- Born: January 4, 1895 Welcome, Minnesota
- Died: September 29, 1961 (aged 66) Richmond, Virginia
- Education: University of Minnesota (B.A., 1918) University of Wisconsin–Madison (Ph.D., 1926)
- Scientific career
- Fields: Pharmaceutical chemistry
- Workplaces: Sharp & Dohme Temple University University of Maryland School of Pharmacy UNC Eshelman School of Pharmacy Medical College of Virginia School of Pharmacy
- Thesis: The constitution of aldehydes in relation to affinity and reactivity in acetal formation (1926)
- Doctoral advisor: Homer Burton Adkins

= Walter Hartung =

American chemist (1895 – 1961)

Walter Henry Hartung (1895 – 1961) was an American pharmaceutical chemist. His work studied the chemical and biological properties of amines.

== Early life and education ==
Hartung was born in Welcome, Minnesota and began his postsecondary education at the University of Minnesota, ultimately graduating with a Bachelor of Arts in 1918 after a tour of duty in the United States Marine Corps during World War I. He went on to receive his PhD in organic chemistry in 1926 from the University of Wisconsin–Madison, where he was advised by Homer Burton Adkins.

== Career and later life==
After completing his PhD, Hartung taught as a lecturer at Temple University while employed for Sharp & Dohme for 10 years (now Merck & Co.). In 1936, Hartung became the Head of the Department of Pharmaceutical Chemistry at the University of Maryland School of Pharmacy. In 1941, he published a textbook, The Chemistry of Organic Medicinal Products, which was translated into Spanish.

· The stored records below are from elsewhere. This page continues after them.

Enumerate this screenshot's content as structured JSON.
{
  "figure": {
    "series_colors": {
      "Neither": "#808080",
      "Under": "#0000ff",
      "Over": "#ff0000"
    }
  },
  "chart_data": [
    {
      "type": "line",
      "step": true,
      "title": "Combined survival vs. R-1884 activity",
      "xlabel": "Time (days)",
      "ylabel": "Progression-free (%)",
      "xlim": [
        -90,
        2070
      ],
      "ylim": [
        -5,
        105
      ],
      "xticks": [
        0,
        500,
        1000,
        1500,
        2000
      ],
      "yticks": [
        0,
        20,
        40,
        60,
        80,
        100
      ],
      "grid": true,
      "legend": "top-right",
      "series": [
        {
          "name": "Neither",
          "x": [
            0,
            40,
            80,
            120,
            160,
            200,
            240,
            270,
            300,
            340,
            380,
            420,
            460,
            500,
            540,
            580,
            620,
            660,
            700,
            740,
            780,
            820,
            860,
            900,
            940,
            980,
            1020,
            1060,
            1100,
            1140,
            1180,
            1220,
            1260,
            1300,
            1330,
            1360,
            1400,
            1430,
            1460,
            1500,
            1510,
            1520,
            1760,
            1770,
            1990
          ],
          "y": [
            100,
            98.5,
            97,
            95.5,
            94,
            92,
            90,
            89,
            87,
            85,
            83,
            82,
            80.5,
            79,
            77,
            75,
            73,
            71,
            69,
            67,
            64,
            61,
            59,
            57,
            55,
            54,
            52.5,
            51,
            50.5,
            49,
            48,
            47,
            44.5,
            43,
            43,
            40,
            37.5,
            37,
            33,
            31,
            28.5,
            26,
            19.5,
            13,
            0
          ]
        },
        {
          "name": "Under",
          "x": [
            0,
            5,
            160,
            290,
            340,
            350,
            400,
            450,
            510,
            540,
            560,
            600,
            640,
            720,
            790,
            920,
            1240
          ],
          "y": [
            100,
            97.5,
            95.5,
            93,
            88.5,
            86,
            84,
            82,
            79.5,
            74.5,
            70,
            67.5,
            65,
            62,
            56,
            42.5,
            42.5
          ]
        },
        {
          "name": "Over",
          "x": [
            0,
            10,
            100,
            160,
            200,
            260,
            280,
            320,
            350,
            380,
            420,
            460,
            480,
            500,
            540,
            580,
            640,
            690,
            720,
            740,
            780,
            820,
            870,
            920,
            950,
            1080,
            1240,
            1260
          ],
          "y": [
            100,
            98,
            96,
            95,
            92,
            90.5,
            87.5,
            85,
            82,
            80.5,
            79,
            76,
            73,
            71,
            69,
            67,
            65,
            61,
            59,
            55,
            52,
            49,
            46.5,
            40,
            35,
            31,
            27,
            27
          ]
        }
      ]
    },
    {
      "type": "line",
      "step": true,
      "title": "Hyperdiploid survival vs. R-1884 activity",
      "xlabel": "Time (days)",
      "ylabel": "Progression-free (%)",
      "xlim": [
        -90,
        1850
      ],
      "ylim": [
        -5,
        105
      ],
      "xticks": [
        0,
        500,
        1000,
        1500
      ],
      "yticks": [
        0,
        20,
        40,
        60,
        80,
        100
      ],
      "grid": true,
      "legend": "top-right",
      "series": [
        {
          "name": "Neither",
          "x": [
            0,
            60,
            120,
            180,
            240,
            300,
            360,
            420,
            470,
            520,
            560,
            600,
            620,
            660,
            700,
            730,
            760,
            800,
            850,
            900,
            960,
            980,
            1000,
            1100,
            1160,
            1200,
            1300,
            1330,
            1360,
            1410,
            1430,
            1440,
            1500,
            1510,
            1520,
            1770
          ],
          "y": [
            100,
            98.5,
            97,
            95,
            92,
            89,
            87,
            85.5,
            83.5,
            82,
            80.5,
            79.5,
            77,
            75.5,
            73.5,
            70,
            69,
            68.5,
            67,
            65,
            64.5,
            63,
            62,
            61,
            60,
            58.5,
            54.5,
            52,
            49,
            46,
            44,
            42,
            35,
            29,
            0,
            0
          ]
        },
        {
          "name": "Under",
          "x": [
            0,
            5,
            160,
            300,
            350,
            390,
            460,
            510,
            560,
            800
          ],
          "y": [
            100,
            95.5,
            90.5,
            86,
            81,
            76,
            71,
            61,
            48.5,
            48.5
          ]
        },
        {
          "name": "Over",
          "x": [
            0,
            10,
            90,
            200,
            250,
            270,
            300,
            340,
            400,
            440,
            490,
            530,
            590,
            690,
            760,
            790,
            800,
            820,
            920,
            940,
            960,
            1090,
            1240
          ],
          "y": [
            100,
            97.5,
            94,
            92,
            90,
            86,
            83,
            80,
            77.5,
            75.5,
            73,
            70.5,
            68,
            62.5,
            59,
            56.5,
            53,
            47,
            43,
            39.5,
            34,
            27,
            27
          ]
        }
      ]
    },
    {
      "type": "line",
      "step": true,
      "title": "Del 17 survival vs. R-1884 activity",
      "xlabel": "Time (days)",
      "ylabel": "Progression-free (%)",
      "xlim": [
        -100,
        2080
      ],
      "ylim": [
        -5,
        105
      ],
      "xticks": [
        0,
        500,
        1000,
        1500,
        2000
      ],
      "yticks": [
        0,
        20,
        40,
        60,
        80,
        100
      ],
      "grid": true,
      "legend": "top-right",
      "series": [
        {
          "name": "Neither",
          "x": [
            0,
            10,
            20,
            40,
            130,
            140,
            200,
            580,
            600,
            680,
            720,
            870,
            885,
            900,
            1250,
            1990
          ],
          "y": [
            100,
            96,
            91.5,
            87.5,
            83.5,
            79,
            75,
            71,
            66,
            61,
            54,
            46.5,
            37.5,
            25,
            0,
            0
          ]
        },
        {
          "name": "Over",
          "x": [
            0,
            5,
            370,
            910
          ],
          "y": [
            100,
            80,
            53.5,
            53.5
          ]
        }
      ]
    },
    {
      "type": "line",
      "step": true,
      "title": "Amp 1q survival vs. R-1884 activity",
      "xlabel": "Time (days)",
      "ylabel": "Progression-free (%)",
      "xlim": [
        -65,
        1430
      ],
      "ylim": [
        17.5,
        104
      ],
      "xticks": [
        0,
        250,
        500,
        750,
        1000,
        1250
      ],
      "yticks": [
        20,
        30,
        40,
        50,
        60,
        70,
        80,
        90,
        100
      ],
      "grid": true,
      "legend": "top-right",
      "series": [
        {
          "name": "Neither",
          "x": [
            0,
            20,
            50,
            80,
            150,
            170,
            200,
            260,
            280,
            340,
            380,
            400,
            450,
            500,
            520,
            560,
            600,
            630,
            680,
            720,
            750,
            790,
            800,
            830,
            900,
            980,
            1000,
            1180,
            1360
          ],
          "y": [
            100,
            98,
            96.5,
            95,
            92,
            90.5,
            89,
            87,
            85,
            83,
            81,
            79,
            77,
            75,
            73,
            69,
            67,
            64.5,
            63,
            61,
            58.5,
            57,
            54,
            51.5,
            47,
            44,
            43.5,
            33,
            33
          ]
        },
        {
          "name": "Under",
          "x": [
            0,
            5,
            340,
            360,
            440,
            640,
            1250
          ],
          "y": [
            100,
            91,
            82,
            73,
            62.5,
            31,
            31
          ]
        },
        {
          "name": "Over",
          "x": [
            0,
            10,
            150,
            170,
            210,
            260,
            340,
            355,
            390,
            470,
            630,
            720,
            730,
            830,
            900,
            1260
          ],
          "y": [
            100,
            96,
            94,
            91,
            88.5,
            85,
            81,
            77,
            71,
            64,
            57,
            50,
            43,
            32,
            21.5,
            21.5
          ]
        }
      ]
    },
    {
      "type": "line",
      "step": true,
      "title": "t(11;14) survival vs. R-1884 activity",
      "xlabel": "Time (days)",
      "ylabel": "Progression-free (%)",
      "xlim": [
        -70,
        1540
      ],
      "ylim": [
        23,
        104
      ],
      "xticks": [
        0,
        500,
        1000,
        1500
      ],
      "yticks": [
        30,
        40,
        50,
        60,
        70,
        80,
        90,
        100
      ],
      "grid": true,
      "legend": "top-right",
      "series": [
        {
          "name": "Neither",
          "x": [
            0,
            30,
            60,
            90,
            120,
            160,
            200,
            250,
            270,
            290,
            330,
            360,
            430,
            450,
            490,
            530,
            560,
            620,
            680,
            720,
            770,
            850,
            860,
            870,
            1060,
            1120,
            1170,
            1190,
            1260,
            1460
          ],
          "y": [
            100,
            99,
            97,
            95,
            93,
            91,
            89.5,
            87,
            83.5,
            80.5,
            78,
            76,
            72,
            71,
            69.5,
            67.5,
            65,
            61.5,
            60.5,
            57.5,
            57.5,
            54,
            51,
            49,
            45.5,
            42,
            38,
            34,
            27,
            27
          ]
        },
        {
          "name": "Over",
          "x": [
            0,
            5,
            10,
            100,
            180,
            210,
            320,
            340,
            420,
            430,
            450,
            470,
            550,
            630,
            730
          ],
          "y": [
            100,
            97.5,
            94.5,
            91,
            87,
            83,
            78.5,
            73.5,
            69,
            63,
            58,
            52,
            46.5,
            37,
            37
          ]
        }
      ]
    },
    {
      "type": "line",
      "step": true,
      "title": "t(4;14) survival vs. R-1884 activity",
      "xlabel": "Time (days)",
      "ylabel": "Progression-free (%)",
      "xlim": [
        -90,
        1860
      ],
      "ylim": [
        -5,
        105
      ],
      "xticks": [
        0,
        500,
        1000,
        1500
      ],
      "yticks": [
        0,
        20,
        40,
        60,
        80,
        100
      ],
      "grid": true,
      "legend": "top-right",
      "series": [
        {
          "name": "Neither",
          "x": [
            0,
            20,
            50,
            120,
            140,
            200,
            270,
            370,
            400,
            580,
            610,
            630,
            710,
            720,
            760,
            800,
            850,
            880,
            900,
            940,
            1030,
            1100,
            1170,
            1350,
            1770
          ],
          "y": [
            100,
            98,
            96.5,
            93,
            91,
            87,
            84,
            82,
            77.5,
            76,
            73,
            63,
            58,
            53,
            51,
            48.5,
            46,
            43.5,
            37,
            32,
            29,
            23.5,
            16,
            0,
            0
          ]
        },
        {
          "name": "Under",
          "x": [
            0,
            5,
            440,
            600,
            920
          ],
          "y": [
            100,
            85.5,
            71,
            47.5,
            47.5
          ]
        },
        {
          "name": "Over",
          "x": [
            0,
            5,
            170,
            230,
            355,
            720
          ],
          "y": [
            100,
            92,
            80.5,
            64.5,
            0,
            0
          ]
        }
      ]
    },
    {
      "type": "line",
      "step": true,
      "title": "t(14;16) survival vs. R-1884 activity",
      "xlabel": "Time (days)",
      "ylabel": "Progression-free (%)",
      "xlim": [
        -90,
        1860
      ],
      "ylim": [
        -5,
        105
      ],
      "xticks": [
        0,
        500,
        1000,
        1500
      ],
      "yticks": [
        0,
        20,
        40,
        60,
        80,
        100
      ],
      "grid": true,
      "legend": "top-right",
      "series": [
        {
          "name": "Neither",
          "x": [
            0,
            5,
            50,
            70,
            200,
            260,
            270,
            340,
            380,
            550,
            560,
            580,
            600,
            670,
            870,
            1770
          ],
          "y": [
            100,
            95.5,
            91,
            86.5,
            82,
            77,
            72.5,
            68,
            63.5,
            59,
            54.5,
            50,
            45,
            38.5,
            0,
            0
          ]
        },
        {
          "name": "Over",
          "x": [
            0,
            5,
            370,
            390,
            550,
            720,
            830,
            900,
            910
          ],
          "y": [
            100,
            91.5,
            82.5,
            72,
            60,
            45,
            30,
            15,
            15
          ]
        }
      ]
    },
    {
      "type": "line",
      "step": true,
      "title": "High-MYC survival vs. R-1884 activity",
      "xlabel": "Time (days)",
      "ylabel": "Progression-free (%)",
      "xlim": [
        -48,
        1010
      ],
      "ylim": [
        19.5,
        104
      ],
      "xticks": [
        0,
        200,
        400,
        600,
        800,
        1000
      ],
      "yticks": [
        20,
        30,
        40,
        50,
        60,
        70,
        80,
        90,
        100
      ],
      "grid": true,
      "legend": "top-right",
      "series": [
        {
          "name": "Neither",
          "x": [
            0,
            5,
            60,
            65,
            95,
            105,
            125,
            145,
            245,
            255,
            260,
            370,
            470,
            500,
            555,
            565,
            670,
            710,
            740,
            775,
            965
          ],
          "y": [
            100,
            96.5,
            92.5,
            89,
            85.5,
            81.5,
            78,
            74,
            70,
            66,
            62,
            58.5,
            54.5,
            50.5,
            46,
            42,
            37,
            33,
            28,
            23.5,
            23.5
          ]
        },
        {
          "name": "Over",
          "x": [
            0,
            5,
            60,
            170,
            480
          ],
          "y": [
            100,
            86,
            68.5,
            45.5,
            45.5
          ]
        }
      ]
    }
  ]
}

In 1948, Hartung was recruited to be a professor at the UNC Eshelman School of Pharmacy, where he taught courses such as organic and inorganic pharmaceutical chemistry and drug analysis. He left UNC for the Medical College of Virginia School of Pharmacy in 1956. Upon the resignation of Hartung and his colleague John Andrako from the UNC School of Pharmacy, the chancellor stated, "The School of Pharmacy has lost its primary scholar and best teacher."

In 1950, Hartung was elected to the Revision Committee of the United States Pharmacopeia. Hartung was also an editor of the fifth and sixth volumes of the American Chemical Society's Division of Medicinal Chemistry reviews, Medicinal Chemistry. During his 25 years as a professor, he advised over 18 master's students and 48 PhD students.

Hartung died unexpectedly of heart complications in Richmond, Virginia on September 29, 1961, at the age of 66.

== Honors and awards ==
In 1933, Hartung was elected a Fellow of the American Association for the Advancement of Science. In 1947, Hartung was awarded the American Pharmaceutical Association's Ebert Prize. Hartung was also a fellow of the American Institute of Chemists and the New York Academy of Science.

===Legacy===
An editorial note in the October 1961 issue of the Journal of Pharmaceutical Sciences described Hartung as "a pioneer in the field of drug chemistry." In 1968, the UNC Eshelman School of Pharmacy posthumously established a lectureship in his name, the Walter H. Hartung Memorial Lecture.

== Personal life ==
With his wife, Corda, he had three children: Homer, Richard, and Victor. His granddaughter is Lin Chambers.